書評・出版・ 2007年10月10日 (水)

20年前、優れた処女作「大いなる山大いなる谷」で、あしたのジョーみたいに「山で真っ白になりたいんだ!」と、山への白熱の情熱を記録した志水哲也氏。今は独自の登山ガイド、そして5年前からは写真家として、とことん黒部川に向き合っている。日本各地の凄い滝の写真集。こんな滝を見たことある人には、ゴクリ生唾、何処のラインを行けるのかと。見たことのない人は・・・、どんな感想持つのだろうか?
山と渓谷社/3600円/2007.9.5/A4変形(今なら3000円だそうです)
知床・カシュニの滝ほか
白神・ヒグラシの滝ほか
飯豊・梅花皮大滝、七滝
奥利根・越後沢中俣大滝、右俣大滝
尾瀬・三条ノ滝
菅平・米子不動(氷)
立山・称名滝
黒部・剱沢大滝
大台ヶ原・西ノ滝
屋久島・竜王滝
称名滝、剱沢大滝、七滝、竜王滝など、七段、八段、おのおの数十メートルという北海道離れした滝の、直登半ばからの視線は他の写真家では撮れない。厳冬期などの空撮も良い。
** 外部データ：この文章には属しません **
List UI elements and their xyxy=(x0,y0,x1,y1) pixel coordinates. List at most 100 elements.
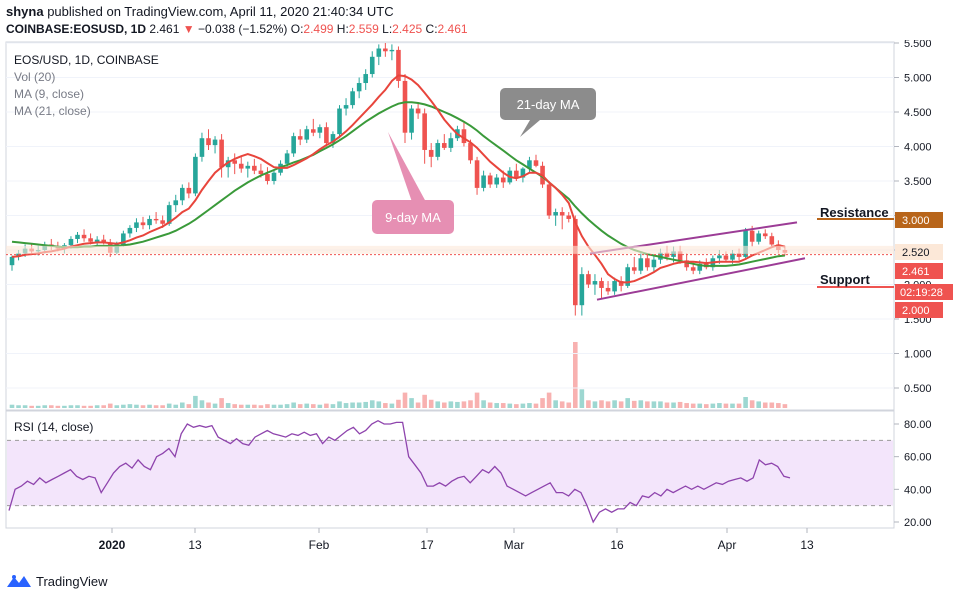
candle-body xyxy=(199,138,205,157)
volume-bar xyxy=(743,397,748,408)
author-name[interactable]: shyna xyxy=(6,4,44,19)
candle-body xyxy=(356,83,362,92)
ma21-callout: 21-day MA xyxy=(500,88,596,137)
volume-bar xyxy=(704,404,709,408)
candle-body xyxy=(546,184,552,216)
high-label: H: xyxy=(336,22,349,36)
candle-body xyxy=(612,281,617,292)
price-tick-label: 4.000 xyxy=(904,142,932,154)
candle-body xyxy=(461,129,467,144)
volume-bar xyxy=(494,403,499,408)
chart-header: shyna published on TradingView.com, Apri… xyxy=(0,0,967,40)
resistance-label: Resistance xyxy=(820,205,889,220)
volume-bar xyxy=(762,402,768,408)
volume-bar xyxy=(402,392,408,408)
volume-bar xyxy=(559,401,565,408)
candle-body xyxy=(173,200,179,206)
rsi-tick-label: 60.00 xyxy=(904,452,932,464)
candle-body xyxy=(586,274,591,285)
volume-bar xyxy=(396,399,401,408)
volume-bar xyxy=(212,403,218,408)
candle-body xyxy=(291,136,296,154)
candle-body xyxy=(717,255,722,259)
candle-body xyxy=(468,143,473,161)
candle-body xyxy=(140,222,146,226)
candle-body xyxy=(474,160,480,188)
price-tick-label: 5.500 xyxy=(904,40,932,50)
price-tick-label: 3.500 xyxy=(904,176,932,188)
volume-bar xyxy=(422,394,427,408)
symbol-label: COINBASE:EOSUSD, 1D xyxy=(6,22,147,36)
volume-bar xyxy=(605,401,611,408)
time-tick-label: 16 xyxy=(610,538,624,552)
publish-text: published on TradingView.com, April 11, … xyxy=(47,4,394,19)
volume-bar xyxy=(75,405,80,408)
volume-bar xyxy=(186,404,192,408)
close-label: C: xyxy=(425,22,438,36)
rsi-tick-label: 80.00 xyxy=(904,419,932,431)
volume-bar xyxy=(736,403,742,408)
candle-body xyxy=(677,251,683,261)
volume-bar xyxy=(618,401,624,408)
candle-body xyxy=(284,153,290,164)
legend-ma9: MA (9, close) xyxy=(14,87,84,101)
volume-bar xyxy=(546,392,552,408)
candle-body xyxy=(186,187,192,194)
volume-bar xyxy=(677,401,683,408)
candle-body xyxy=(762,233,768,237)
volume-bar xyxy=(166,403,172,408)
candle-body xyxy=(605,287,611,292)
volume-bar xyxy=(160,405,165,408)
candle-body xyxy=(134,222,139,228)
countdown-tag: 02:19:28 xyxy=(895,284,953,300)
volume-bar xyxy=(337,401,342,408)
publish-line: shyna published on TradingView.com, Apri… xyxy=(6,4,394,19)
price-axis: 5.5005.0004.5004.0003.5003.0002.5002.000… xyxy=(6,40,932,395)
volume-bar xyxy=(68,405,74,408)
volume-bar xyxy=(717,403,722,408)
volume-bar xyxy=(782,404,788,408)
low-value: 2.425 xyxy=(392,22,423,36)
volume-bar xyxy=(415,402,421,408)
volume-bar xyxy=(278,404,283,408)
volume-bar xyxy=(330,404,336,408)
volume-bar xyxy=(35,405,41,408)
candle-body xyxy=(245,165,251,169)
volume-bar xyxy=(134,404,139,408)
volume-bar xyxy=(297,404,303,408)
tradingview-brand[interactable]: TradingView xyxy=(36,573,108,589)
candle-body xyxy=(520,168,526,178)
levels xyxy=(6,245,894,256)
candle-body xyxy=(500,177,506,183)
candle-body xyxy=(121,233,126,245)
low-label: L: xyxy=(382,22,393,36)
price-chart[interactable]: 5.5005.0004.5004.0003.5003.0002.5002.000… xyxy=(0,40,967,568)
candle-body xyxy=(389,49,395,52)
volume-bar xyxy=(776,403,781,408)
volume-bar xyxy=(199,400,205,408)
volume-bar xyxy=(147,404,152,408)
candle-body xyxy=(625,267,630,286)
volume-bar xyxy=(369,400,375,408)
time-axis: 2020 13 Feb 17 Mar 16 Apr 13 xyxy=(99,528,814,552)
volume-bar xyxy=(153,405,159,408)
volume-bar xyxy=(225,403,231,408)
candle-body xyxy=(160,220,165,224)
volume-bar xyxy=(206,402,211,408)
candle-body xyxy=(311,129,316,133)
candle-body xyxy=(166,205,172,224)
volume-bar xyxy=(540,398,545,408)
candle-body xyxy=(618,281,624,286)
volume-bar xyxy=(389,403,395,408)
legend-title: EOS/USD, 1D, COINBASE xyxy=(14,53,159,67)
time-tick-label: Apr xyxy=(718,538,737,552)
volume-bar xyxy=(383,403,388,408)
volume-bar xyxy=(55,405,61,408)
candle-body xyxy=(212,139,218,146)
candle-body xyxy=(127,227,133,234)
candle-body xyxy=(363,74,368,84)
candle-body xyxy=(219,139,224,168)
tradingview-logo-icon[interactable] xyxy=(6,573,32,589)
candle-body xyxy=(638,258,644,271)
candle-body xyxy=(271,172,277,181)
2003年の10月、志水氏の剱沢大滝のD滝撮影山行に同行した。ここの雪渓が最も少なくなる季節は紅葉の盛り。初雪まで間もなくという季節。D滝までの2週間の撮影中、狭い谷の中で、ほとんど日を浴びることが無かった。高層ビルの谷間のような谷をトラバースして進む特殊空間だった。
志水氏には天性の企画力があり、沢クライマーとしての山岳写真家という、これまで誰もやっていないテーマを快進撃中である。富山名物、ゲンゲの干物をいまも焚き火であぶってかじっているだろうか。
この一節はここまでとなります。